If you look at the graph, you will see that for most years since 1970 the US has spent more than it has taken in as a percentage of economic output (GDP). The difference is additional debt, and interest on the debt, which itself adds to the debt. To pay off maturing government bonds, more bonds are sold, effectively putting one credit card’s balance on another.
- The cost of US entitlement programs, primarily Medicare and Social Security, are exploding and widely predicted to blow up/run out of money/go bankrupt in just a few years. Economic seers have been warning of this at least as far back as the 70’s, but real change (besides taxing benefits and other sneaky tax increases) is politically impossible and will almost certainly not happen under our current system of governance.

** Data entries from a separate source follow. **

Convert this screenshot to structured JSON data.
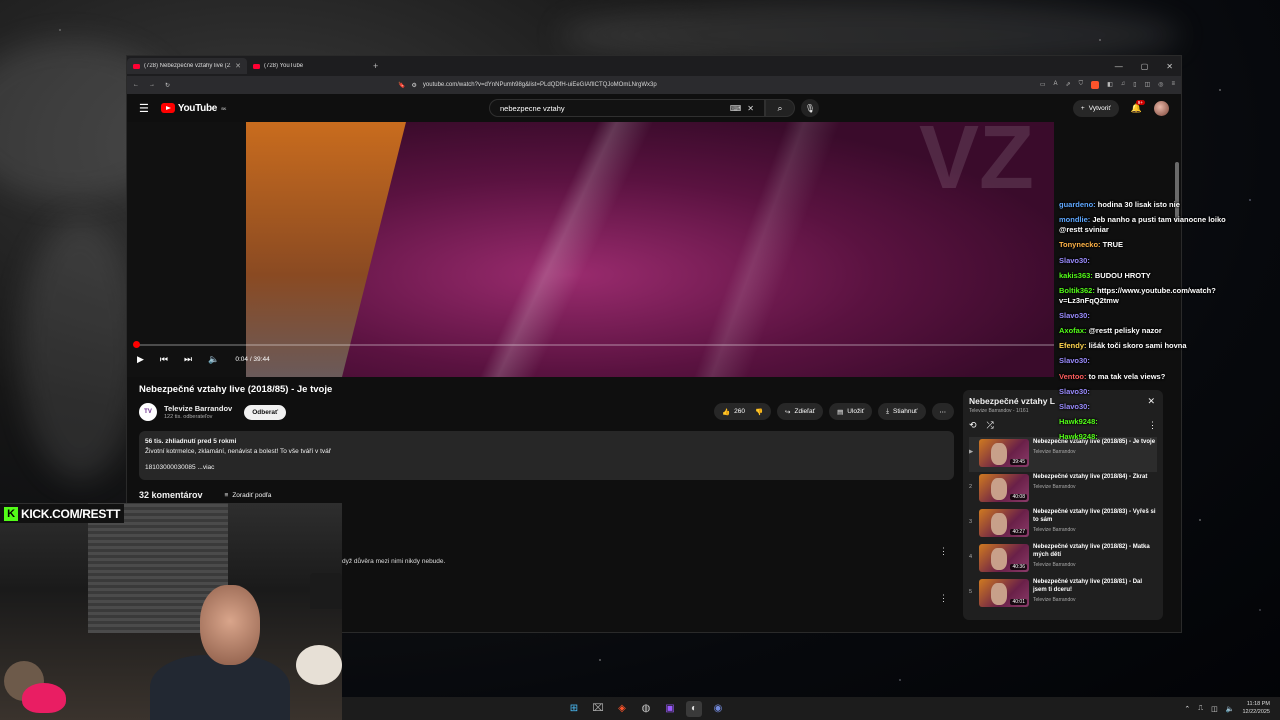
{
  "browser": {
    "tabs": [
      {
        "label": "(728) Nebezpečné vztahy live (2…",
        "active": true
      },
      {
        "label": "(728) YouTube",
        "active": false
      }
    ],
    "url": "youtube.com/watch?v=dYnNPumh98g&list=PLdQDfH-uiEeGIAflICTQJoMOmLNrgWx3p"
  },
  "youtube": {
    "logo_text": "YouTube",
    "country_code": "SK",
    "search_value": "nebezpecne vztahy",
    "create_label": "Vytvoriť",
    "notification_count": "9+"
  },
  "player": {
    "time": "0:04 / 39:44",
    "progress_fraction": 0.0017
  },
  "video": {
    "title": "Nebezpečné vztahy live (2018/85) - Je tvoje",
    "channel_name": "Televize Barrandov",
    "channel_avatar_text": "TV",
    "subscribers": "122 tis. odberateľov",
    "subscribe_label": "Odberať",
    "likes": "260",
    "share_label": "Zdieľať",
    "save_label": "Uložiť",
    "download_label": "Stiahnuť",
    "views_line": "56 tis. zhliadnutí  pred 5 rokmi",
    "description": "Životní kotrmelce, zklamání, nenávist a bolest! To vše tváří v tvář",
    "description_more_prefix": "18103000030085",
    "more_label": "...viac",
    "comments_count": "32 komentárov",
    "sort_label": "Zoradiť podľa",
    "comment_snippet": "dyž důvěra mezi nimi nikdy nebude."
  },
  "playlist": {
    "title": "Nebezpečné vztahy L",
    "meta": "Televize Barrandov - 1/161",
    "items": [
      {
        "index": "▶",
        "name": "Nebezpečné vztahy live (2018/85) - Je tvoje",
        "channel": "Televize Barrandov",
        "duration": "39:45"
      },
      {
        "index": "2",
        "name": "Nebezpečné vztahy live (2018/84) - Zkrat",
        "channel": "Televize Barrandov",
        "duration": "40:08"
      },
      {
        "index": "3",
        "name": "Nebezpečné vztahy live (2018/83) - Vyřeš si to sám",
        "channel": "Televize Barrandov",
        "duration": "40:27"
      },
      {
        "index": "4",
        "name": "Nebezpečné vztahy live (2018/82) - Matka mých dětí",
        "channel": "Televize Barrandov",
        "duration": "40:36"
      },
      {
        "index": "5",
        "name": "Nebezpečné vztahy live (2018/81) - Dal jsem ti dceru!",
        "channel": "Televize Barrandov",
        "duration": "40:01"
      }
    ]
  },
  "chat": [
    {
      "user": "guardeno:",
      "text": "hodina 30 lisak isto nie",
      "color": "#5fa8ff"
    },
    {
      "user": "mondlie:",
      "text": "Jeb nanho a pusti tam vianocne loiko @restt sviniar",
      "color": "#5fa8ff"
    },
    {
      "user": "Tonynecko:",
      "text": "TRUE",
      "color": "#ffb347"
    },
    {
      "user": "Slavo30:",
      "text": "",
      "color": "#9b8cff"
    },
    {
      "user": "kakis363:",
      "text": "BUDOU HROTY",
      "color": "#53fc18"
    },
    {
      "user": "Boltik362:",
      "text": "https://www.youtube.com/watch?v=Lz3nFqQ2tmw",
      "color": "#53fc18"
    },
    {
      "user": "Slavo30:",
      "text": "",
      "color": "#9b8cff"
    },
    {
      "user": "Axofax:",
      "text": "@restt pelisky nazor",
      "color": "#53fc18"
    },
    {
      "user": "Efendy:",
      "text": "lišák toči skoro sami hovna",
      "color": "#ffd54f"
    },
    {
      "user": "Slavo30:",
      "text": "",
      "color": "#9b8cff"
    },
    {
      "user": "Ventoo:",
      "text": "to ma tak vela views?",
      "color": "#ff5e5e"
    },
    {
      "user": "Slavo30:",
      "text": "",
      "color": "#9b8cff"
    },
    {
      "user": "Slavo30:",
      "text": "",
      "color": "#9b8cff"
    },
    {
      "user": "Hawk9248:",
      "text": "",
      "color": "#53fc18"
    },
    {
      "user": "Hawk9248:",
      "text": "",
      "color": "#53fc18"
    }
  ],
  "stream": {
    "kick_url": "KICK.COM/RESTT"
  },
  "taskbar": {
    "time": "11:18 PM",
    "date": "12/22/2025"
  },
  "colors": {
    "youtube_red": "#ff0000",
    "kick_green": "#53fc18"
  }
}
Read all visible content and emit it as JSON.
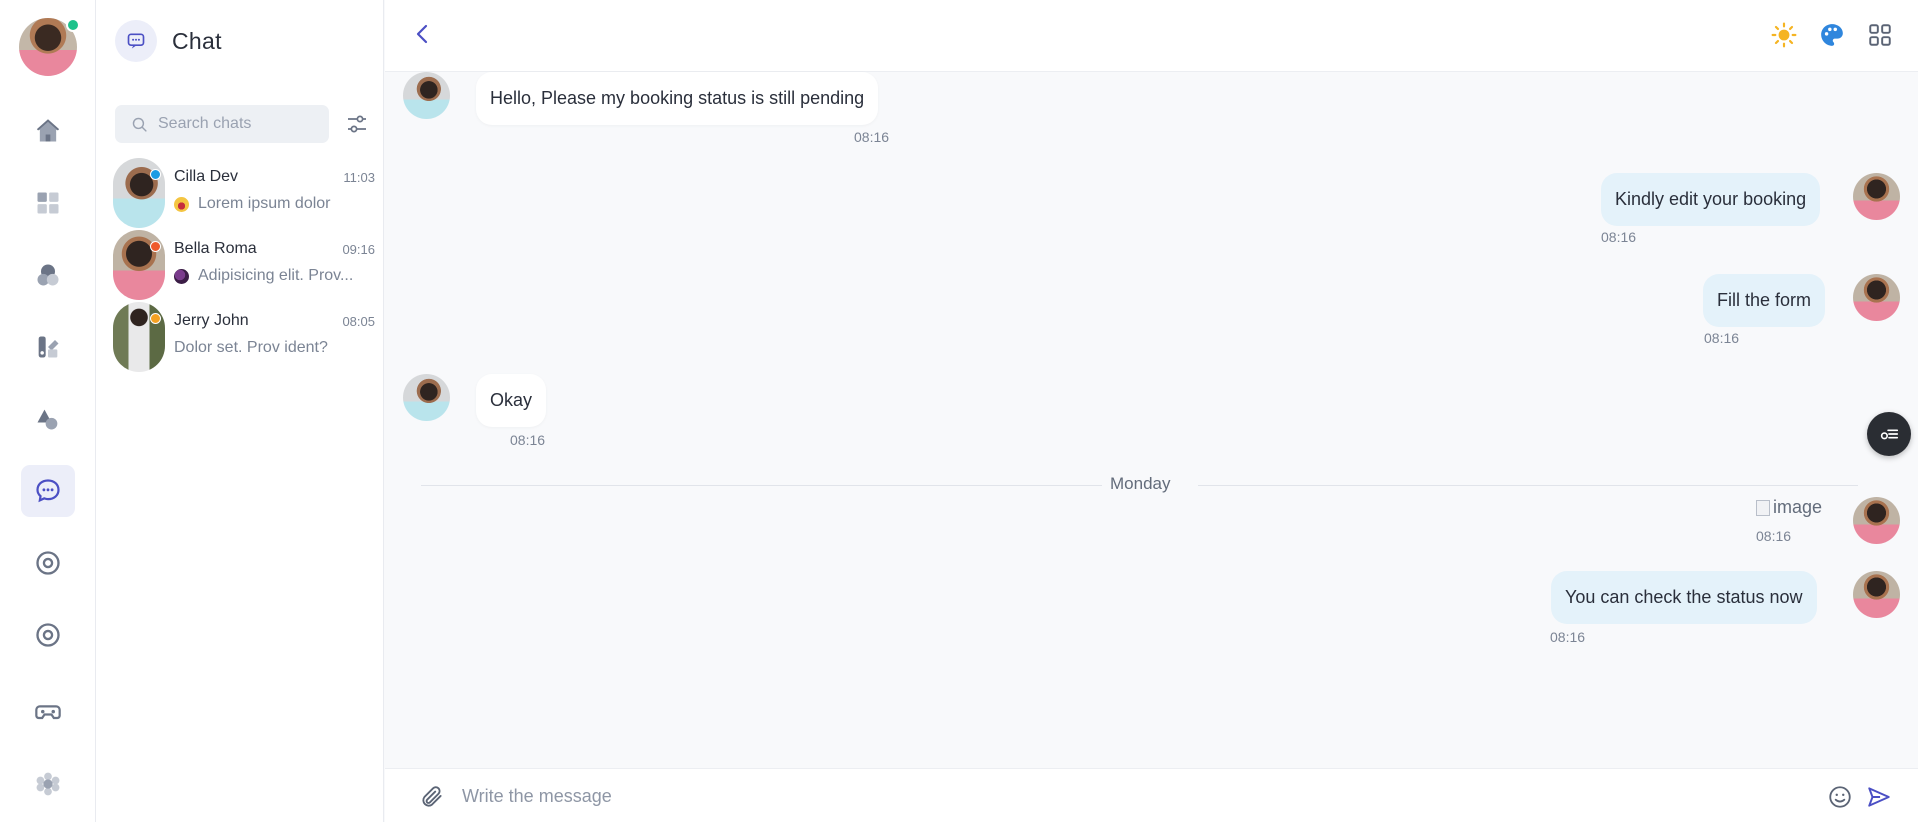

- The death-spiral economics of factor 2 are being super charged by two supreme demographic change trends: a) retirees are living FAR, FAR longer then ever modeled when these programs were set up, and pulling ever larger chunks out in benefits for decades, instead of the months initially assumed back in the 30’s when Social Security was born (and 80-years olds were pretty hard to find); b) the baby boom (now playing golf and spending big on health care until very late in life) had lots fewer children to replenish the workforce and pay FICA taxes into the pay-as-you-go entitlement system. Many of the jobs the “lost” children would have filled are worked by illegals – millions and millions of illegals – who tend not to pay taxes.
Look at the big picture, and this triple-whammy picture coming into focus will result in tax hikes like we have never seen, to pay for it all when we hit the breaking point. And that’s before factoring in the impact of if the new Socialist fashion takes real root in the US. The only other alternative is monetizing the debt, a nice way of saying printing tons of money to drive down the value of the dollar and pay it off cheap by stiffing the lenders. This is the banana republic solution, and not a good one. It is the path Weimar Germany took after WWI, which devastated the economy and paved the way to Hitler’s election. Remember those wheelbarrows of worthless marks from grade school? The currency lost so much value it was weighed instead of counted to make purchases.
No, I think tax hikes are inevitable. In these times, prudent tax planning can move the needle as perhaps never before. Let those with ears, hear, and hold onto their wallets!